Study: Seat Comfort for Compacts, Subcompacts Increases
Buyers are more satisfied with seats in smaller cars and are adding more options such as leather.
If you're considering a smaller car to save fuel, like many car shoppers these days, you don’t have to worry about also downsizing your expectations regarding comfort. According to J.D. Power and Associates' 2012 U.S. Seat Quality and Satisfaction Study, released today, owners of small vehicles are more satisfied with the quality of seats, and small cars now come with more seat features than previous models.
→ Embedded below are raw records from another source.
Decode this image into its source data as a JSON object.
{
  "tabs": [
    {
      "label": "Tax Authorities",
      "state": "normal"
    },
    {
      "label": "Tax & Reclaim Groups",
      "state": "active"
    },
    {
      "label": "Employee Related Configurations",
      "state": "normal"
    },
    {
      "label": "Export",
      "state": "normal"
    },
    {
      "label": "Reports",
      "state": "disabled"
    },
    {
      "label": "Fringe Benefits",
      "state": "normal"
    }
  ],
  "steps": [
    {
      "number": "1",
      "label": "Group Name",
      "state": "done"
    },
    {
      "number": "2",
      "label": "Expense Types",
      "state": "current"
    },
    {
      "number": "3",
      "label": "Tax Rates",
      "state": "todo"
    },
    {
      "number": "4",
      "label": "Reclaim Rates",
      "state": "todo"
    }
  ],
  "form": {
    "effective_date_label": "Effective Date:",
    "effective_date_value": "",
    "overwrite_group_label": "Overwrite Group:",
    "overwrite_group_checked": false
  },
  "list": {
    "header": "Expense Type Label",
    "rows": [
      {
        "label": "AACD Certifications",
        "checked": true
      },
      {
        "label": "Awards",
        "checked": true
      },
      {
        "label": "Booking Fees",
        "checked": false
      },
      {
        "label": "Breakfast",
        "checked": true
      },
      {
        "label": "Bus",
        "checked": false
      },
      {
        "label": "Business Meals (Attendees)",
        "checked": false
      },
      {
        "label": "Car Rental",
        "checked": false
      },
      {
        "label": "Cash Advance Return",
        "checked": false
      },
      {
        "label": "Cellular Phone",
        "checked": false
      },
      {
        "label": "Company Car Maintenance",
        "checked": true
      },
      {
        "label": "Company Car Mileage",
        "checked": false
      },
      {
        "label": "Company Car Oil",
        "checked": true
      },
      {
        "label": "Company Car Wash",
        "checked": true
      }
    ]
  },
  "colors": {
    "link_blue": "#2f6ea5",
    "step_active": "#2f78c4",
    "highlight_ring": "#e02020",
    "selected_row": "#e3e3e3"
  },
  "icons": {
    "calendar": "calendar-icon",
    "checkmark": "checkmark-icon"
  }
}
"Owners have high expectations for their vehicle, and purchasing a smaller vehicle doesn't mean they want to forgo amenities, especially regarding seats," Mike VanNieuwkuyk, executive director of global automotive at J.D. Power, said in a statement. "A vehicle's interior has been growing in importance to vehicle owners, and seats are paramount to driver and passenger comfort."
J.D. Power points out that market share for compact and subcompact models has grown to 35.4 percent in the first seven months of 2012, up 32 percent from the same period in 2008. Twenty-seven percent of new-vehicle owners in the same time period replaced their vehicle with a smaller 2012 model, due in large part to a spike in fuel prices.
The proliferation of seat features in small vehicles has increased along with their sales. The J.D. Power study found, for example, that market penetration for heated seats in the compact and subcompact segments has grown by 16 percent compared with the 2008 study. Penetration for leather seats has jumped 10 percent during the same time period. Memory seats, which allow recall settings for power seats at the touch of a button, increased by 3 percent, and cooled/ventilated seats were up 2 percent.
The study suggests that these tricked-out seats in lower-price cars aren’t just cheaper, less comfortable versions of those found on higher priced vehicles.
Seat satisfaction among owners of compact and subcompact vehicles averaged 7.5 points on a 10-point scale -- significantly higher than in the 2008 study. Ratings for impression of seat material quality and seat styling were also up. Interior comfort is the second-most-common reason that owners cite for deciding on new vehicle, according to the J.D. Power's 2012 Initial Quality Study.
"Automakers are doing a good job of recognizing the importance of seat comfort and quality," VanNieuwkuyk added. "That's evident by the steady increase in seat satisfaction since 2008."
The J.D. Power study also noted that while fewer than 30 percent of owners have memory seats and cooled/ventilated seats, more than 90 percent of those owners say they would like to have the features in their next new car. Most owners who have heated seats and power lumbar support indicated that they would select the features again in their next vehicle.
"Seats are a constant touch point for vehicle owners, and is central to providing a comfortable experience," VanNieuwkuyk said. "Owners clearly are looking for more features and comfort from their vehicle seats, and it is evident there is an opportunity to raise the bar."
Automakers have also raised the bar for technology, with Bluetooth hands-free, voice recognition and smartphone integration acting as examples; lower-priced vehicles offer technology as good as, if not sometimes better than, technology found in higher-end vehicles. The bottom line is that it’s never been a better time to buy a smaller car -- especially with gas prices on the rise -- and that downsizing doesn’t have to mean downscaling.